Diving headlong into the first issue of Ciao for the year, we happen to coincide with Australia Day. For some, this day represents proud patriotism and for others a sense of sadness for the original owners of this land.
Rather than getting distracted by the temporary tattoos and beachside snagfests, perhaps we should think about our own tribe and the sense of pride we feel for belonging to it. Sharing a meal with your people is a wonderful way to share a sense of belonging to each other, as well as pass on a story or two.
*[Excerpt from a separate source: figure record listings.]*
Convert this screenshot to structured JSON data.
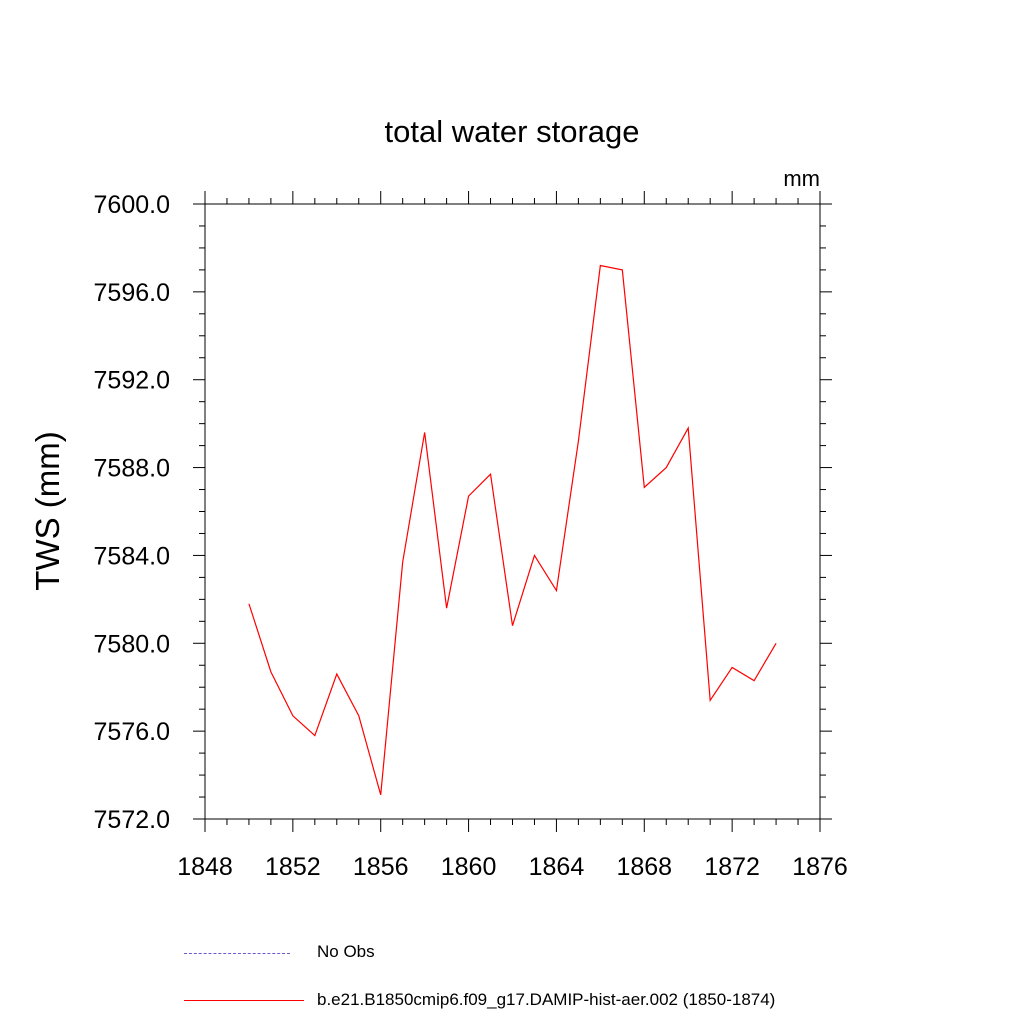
{
  "chart_data": {
    "type": "line",
    "title": "total water storage",
    "units_label": "mm",
    "ylabel": "TWS  (mm)",
    "xlabel": "",
    "xlim": [
      1848,
      1876
    ],
    "ylim": [
      7572.0,
      7600.0
    ],
    "x_ticks": [
      1848,
      1852,
      1856,
      1860,
      1864,
      1868,
      1872,
      1876
    ],
    "x_tick_labels": [
      "1848",
      "1852",
      "1856",
      "1860",
      "1864",
      "1868",
      "1872",
      "1876"
    ],
    "y_ticks": [
      7572.0,
      7576.0,
      7580.0,
      7584.0,
      7588.0,
      7592.0,
      7596.0,
      7600.0
    ],
    "y_tick_labels": [
      "7572.0",
      "7576.0",
      "7580.0",
      "7584.0",
      "7588.0",
      "7592.0",
      "7596.0",
      "7600.0"
    ],
    "grid": false,
    "legend_position": "bottom",
    "legend": [
      {
        "label": "No Obs",
        "color": "#6a5acd",
        "style": "dashed"
      },
      {
        "label": "b.e21.B1850cmip6.f09_g17.DAMIP-hist-aer.002 (1850-1874)",
        "color": "#ff0000",
        "style": "solid"
      }
    ],
    "series": [
      {
        "name": "b.e21.B1850cmip6.f09_g17.DAMIP-hist-aer.002 (1850-1874)",
        "color": "#ff0000",
        "x": [
          1850,
          1851,
          1852,
          1853,
          1854,
          1855,
          1856,
          1857,
          1858,
          1859,
          1860,
          1861,
          1862,
          1863,
          1864,
          1865,
          1866,
          1867,
          1868,
          1869,
          1870,
          1871,
          1872,
          1873,
          1874
        ],
        "values": [
          7581.8,
          7578.7,
          7576.7,
          7575.8,
          7578.6,
          7576.7,
          7573.1,
          7583.7,
          7589.6,
          7581.6,
          7586.7,
          7587.7,
          7580.8,
          7584.0,
          7582.4,
          7589.2,
          7597.2,
          7597.0,
          7587.1,
          7588.0,
          7589.8,
          7577.4,
          7578.9,
          7578.3,
          7580.0
        ]
      }
    ]
  }
}
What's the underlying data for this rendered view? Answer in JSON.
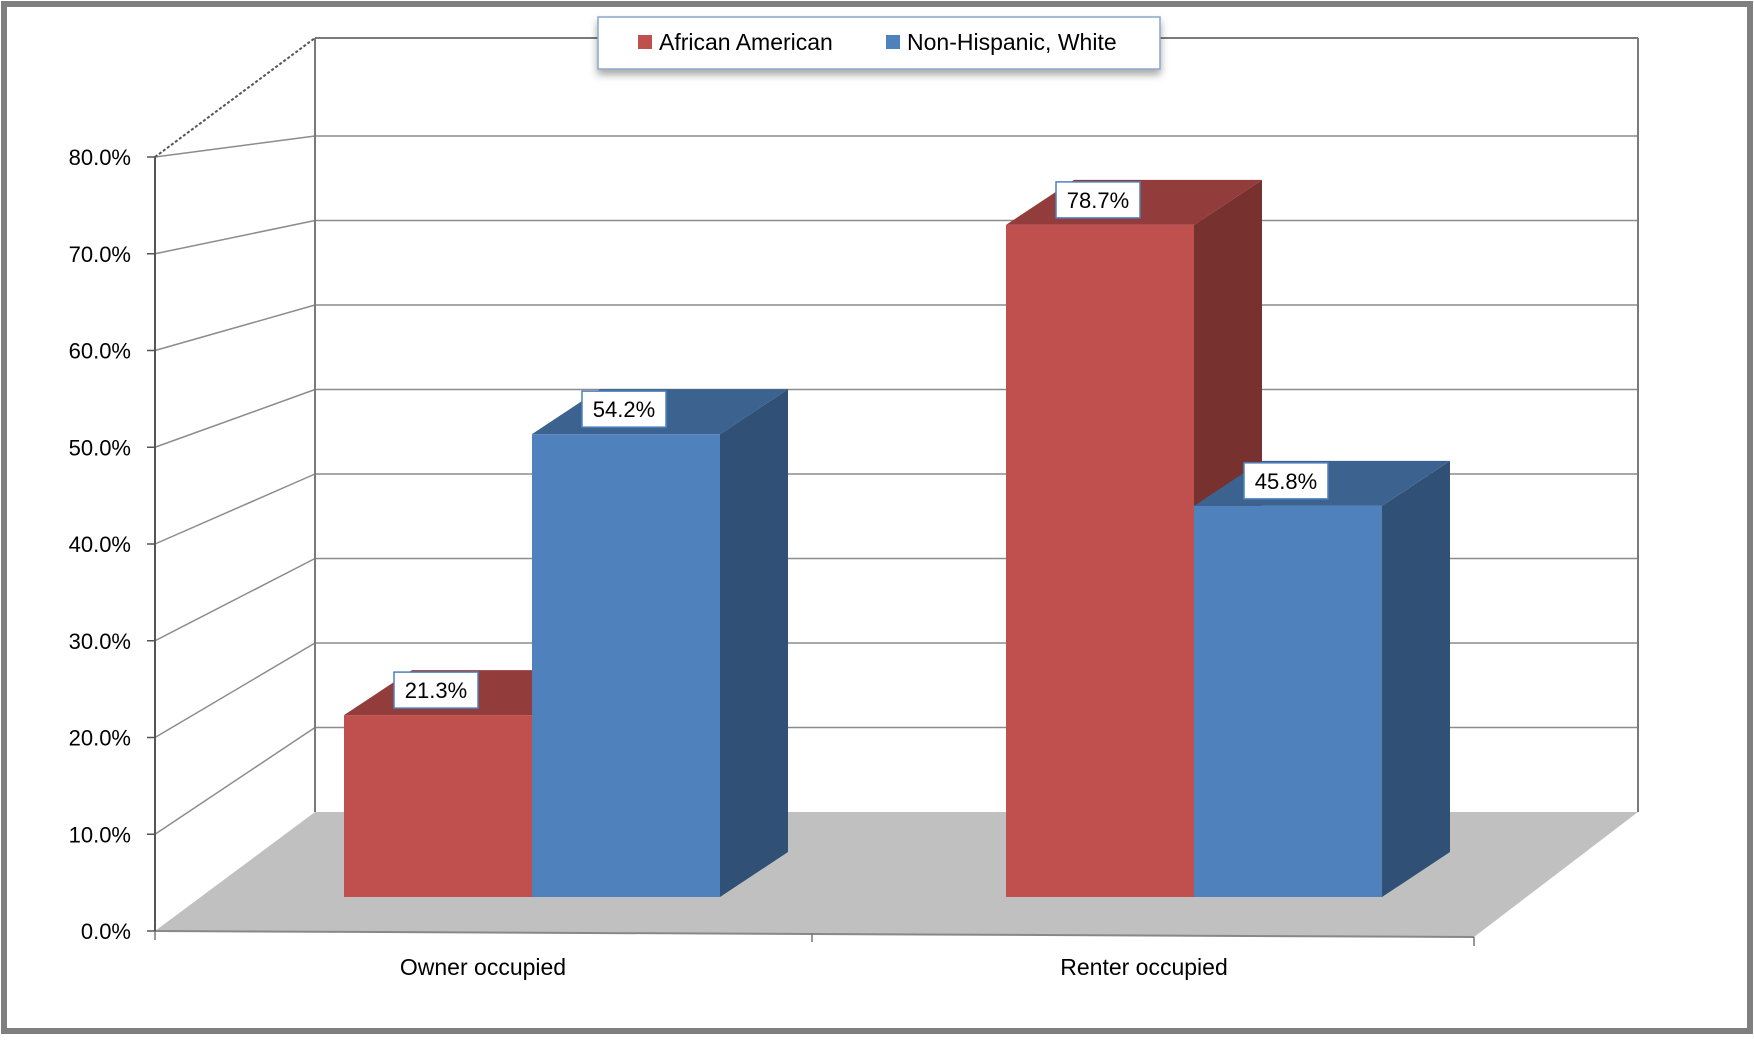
{
  "chart_data": {
    "type": "bar",
    "categories": [
      "Owner occupied",
      "Renter occupied"
    ],
    "series": [
      {
        "name": "African American",
        "values": [
          21.3,
          78.7
        ],
        "labels": [
          "21.3%",
          "78.7%"
        ]
      },
      {
        "name": "Non-Hispanic, White",
        "values": [
          54.2,
          45.8
        ],
        "labels": [
          "54.2%",
          "45.8%"
        ]
      }
    ],
    "y_tick_labels": [
      "0.0%",
      "10.0%",
      "20.0%",
      "30.0%",
      "40.0%",
      "50.0%",
      "60.0%",
      "70.0%",
      "80.0%"
    ],
    "ylim": [
      0,
      80
    ],
    "grid": true,
    "legend_position": "top-center",
    "colors": {
      "series": [
        "#c0504d",
        "#4f81bd"
      ],
      "floor": "#c0c0c0",
      "frame_border": "#7f7f7f"
    }
  }
}
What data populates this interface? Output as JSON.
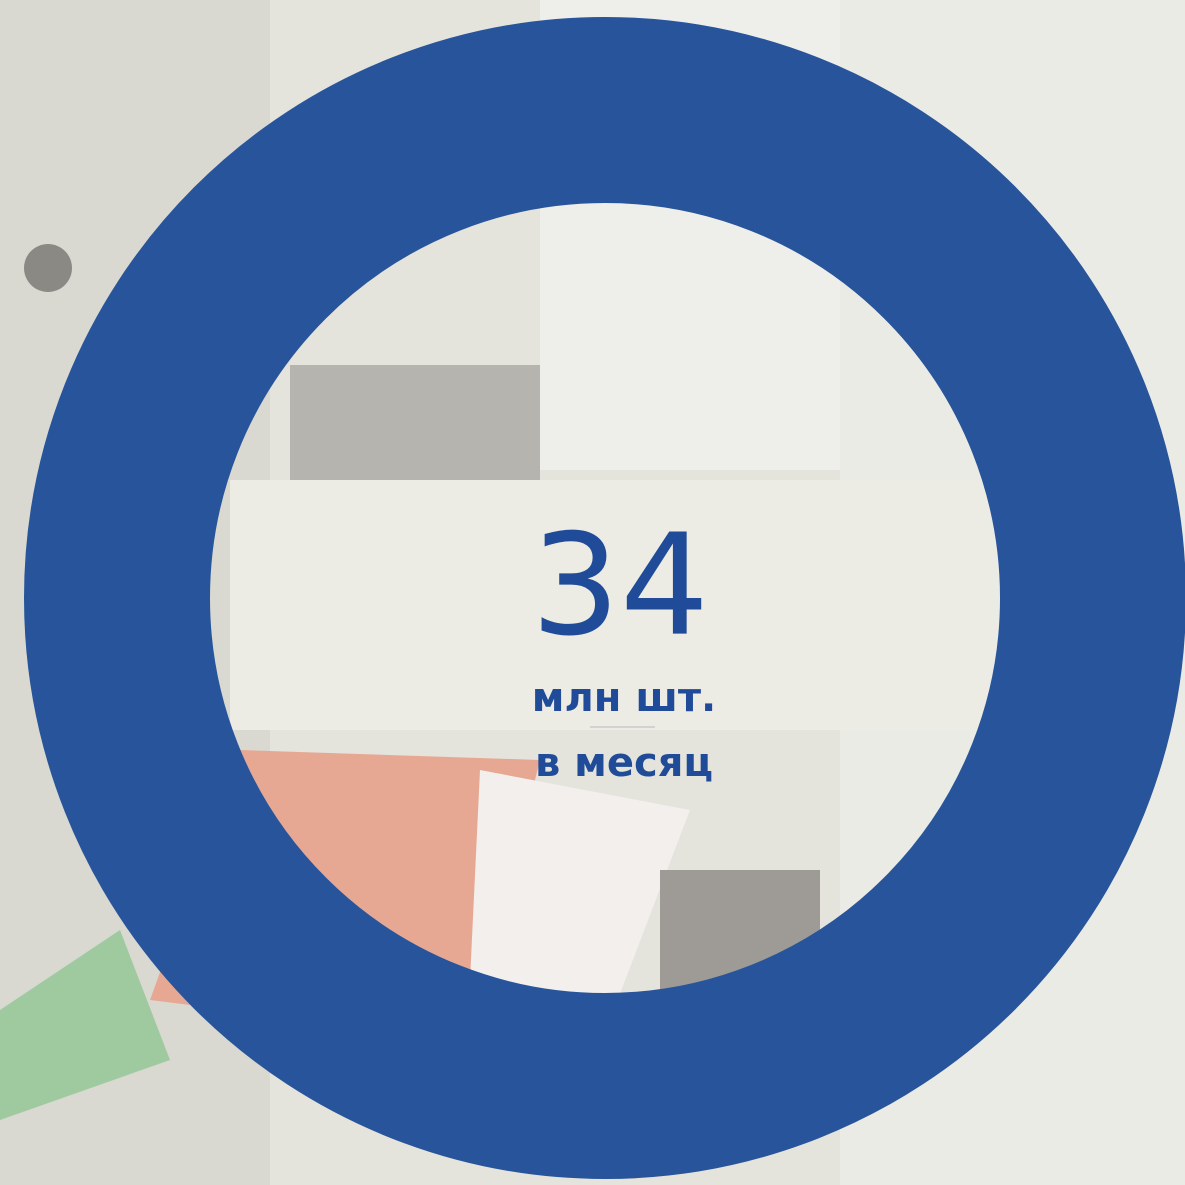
{
  "headline": {
    "value": 34,
    "unit": "млн шт.",
    "period": "в месяц"
  }
}
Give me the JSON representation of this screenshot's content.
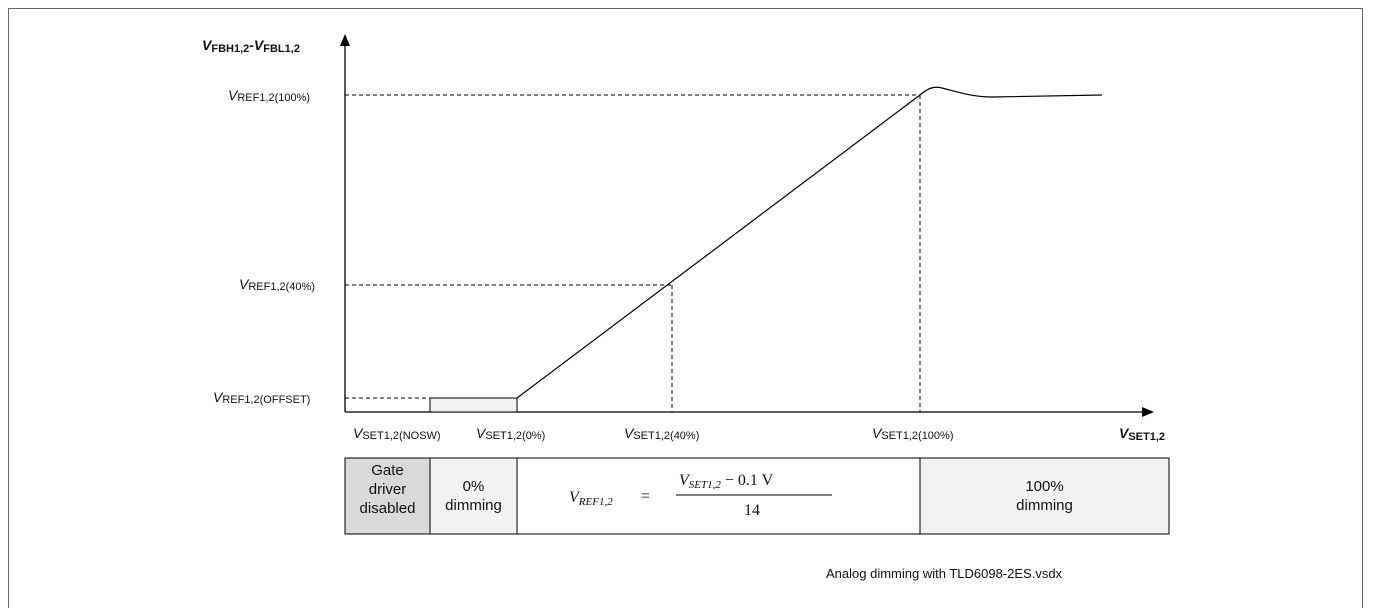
{
  "axes": {
    "y_main": "V",
    "y_sub1": "FBH1,2",
    "y_sep": "-",
    "y_main2": "V",
    "y_sub2": "FBL1,2",
    "x_main": "V",
    "x_sub": "SET1,2"
  },
  "y_ticks": [
    {
      "main": "V",
      "sub": "REF1,2(100%)"
    },
    {
      "main": "V",
      "sub": "REF1,2(40%)"
    },
    {
      "main": "V",
      "sub": "REF1,2(OFFSET)"
    }
  ],
  "x_ticks": [
    {
      "main": "V",
      "sub": "SET1,2(NOSW)"
    },
    {
      "main": "V",
      "sub": "SET1,2(0%)"
    },
    {
      "main": "V",
      "sub": "SET1,2(40%)"
    },
    {
      "main": "V",
      "sub": "SET1,2(100%)"
    }
  ],
  "table": {
    "cell1": [
      "Gate",
      "driver",
      "disabled"
    ],
    "cell2": [
      "0%",
      "dimming"
    ],
    "formula": {
      "lhs_main": "V",
      "lhs_sub": "REF1,2",
      "equals": "=",
      "num_main": "V",
      "num_sub": "SET1,2",
      "num_rest": " − 0.1 V",
      "den": "14"
    },
    "cell4": [
      "100%",
      "dimming"
    ]
  },
  "colors": {
    "gate_cell": "#d9d9d9",
    "shaded_cell": "#f2f2f2",
    "line": "#000000"
  },
  "footer": "Analog dimming with TLD6098-2ES.vsdx"
}
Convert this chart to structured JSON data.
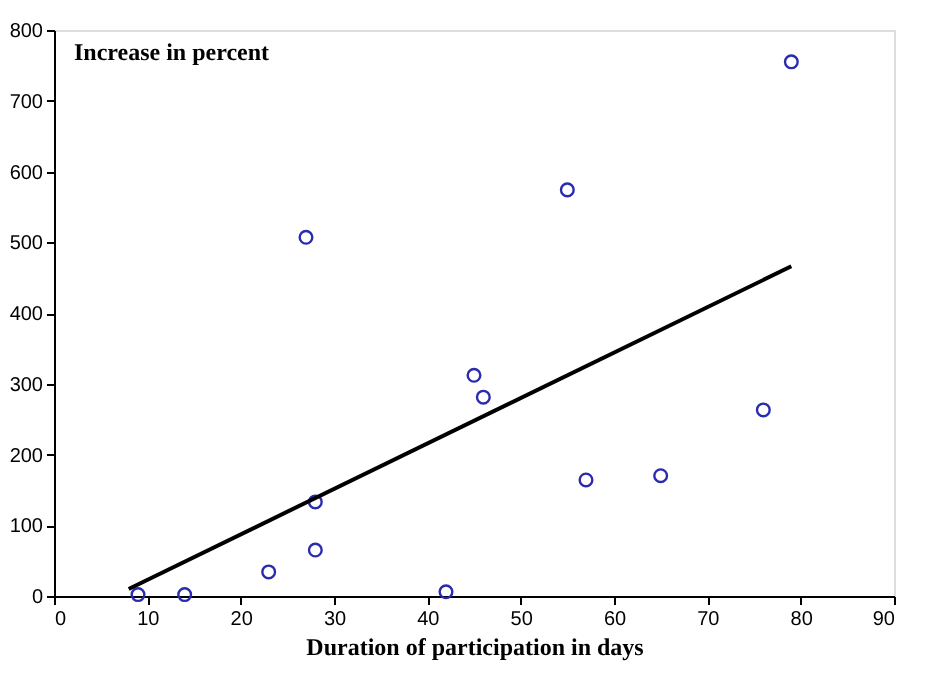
{
  "chart_data": {
    "type": "scatter",
    "xlabel": "Duration of participation in days",
    "ylabel": "Increase in percent",
    "xlim": [
      0,
      90
    ],
    "xticks": [
      0,
      10,
      20,
      30,
      40,
      50,
      60,
      70,
      80,
      90
    ],
    "ylim": [
      0,
      800
    ],
    "yticks": [
      0,
      100,
      200,
      300,
      400,
      500,
      600,
      700,
      800
    ],
    "grid": false,
    "marker": "circle",
    "legend": false,
    "series": [
      {
        "color": "#2b2bb0",
        "x": [
          9,
          14,
          23,
          27,
          28,
          28,
          42,
          45,
          46,
          55,
          57,
          65,
          76,
          79
        ],
        "values": [
          2,
          2,
          34,
          507,
          133,
          65,
          6,
          312,
          281,
          574,
          164,
          170,
          263,
          755
        ]
      },
      {
        "type": "line",
        "color": "#000000",
        "line_style": "solid",
        "marker": "none",
        "x": [
          8,
          79
        ],
        "values": [
          10,
          466
        ]
      }
    ]
  }
}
Over the years, I’ve bared witness to loud, giant gatherings of friends, neighbours and their incredible families, some related by blood and other by choice.
My Syrian sisters Sharon and Carol Salloum, owners of Darlinghurst’s Almond Bar, regularly host amazing family backyard barbecue stylings in Granville, full of thumping Arabic pop, the air thick with the smoke of grilling skewers of chicken as well as lamb koftes, on the barbecue as well as more dips than there is bread in the world to mop it up.
Growing up, my neighbours, the Poulos family, invited my family to every birth, holiday and celebration to partake in whole-roasted spit roasted lamb, toothsome and rich with rosemary and garlic, working it off with furious circle dancing, followed by flaky, golden triangles of baklava to sweeten the celebration.
Heirloom recipes, especially the ones that aren’t written anywhere and just need to be known in the head – and the heart – are the connection we have to our past generations and the lives they led. We almost all have a favourite dish our mother, father, or perhaps a grandparent made for us in our youth that brings us back there every time we smell it being made, or taste it again after a long time.
Mine happens to be Hainanese chicken rice, with it’s rich, flavoursome rice, tender chicken and gingery shallot relish, a dish passed down by my Singaporean mother from hers. It remains the dish I crave the most when times are tough.
So this Australia Day, might I suggest that instead of simply throwing another snag on the barbecue, that you perhaps consider using it as a reason to celebrate your tribe through cooking together the food that connects you, and perhaps passing on a food tradition or two to the next generation.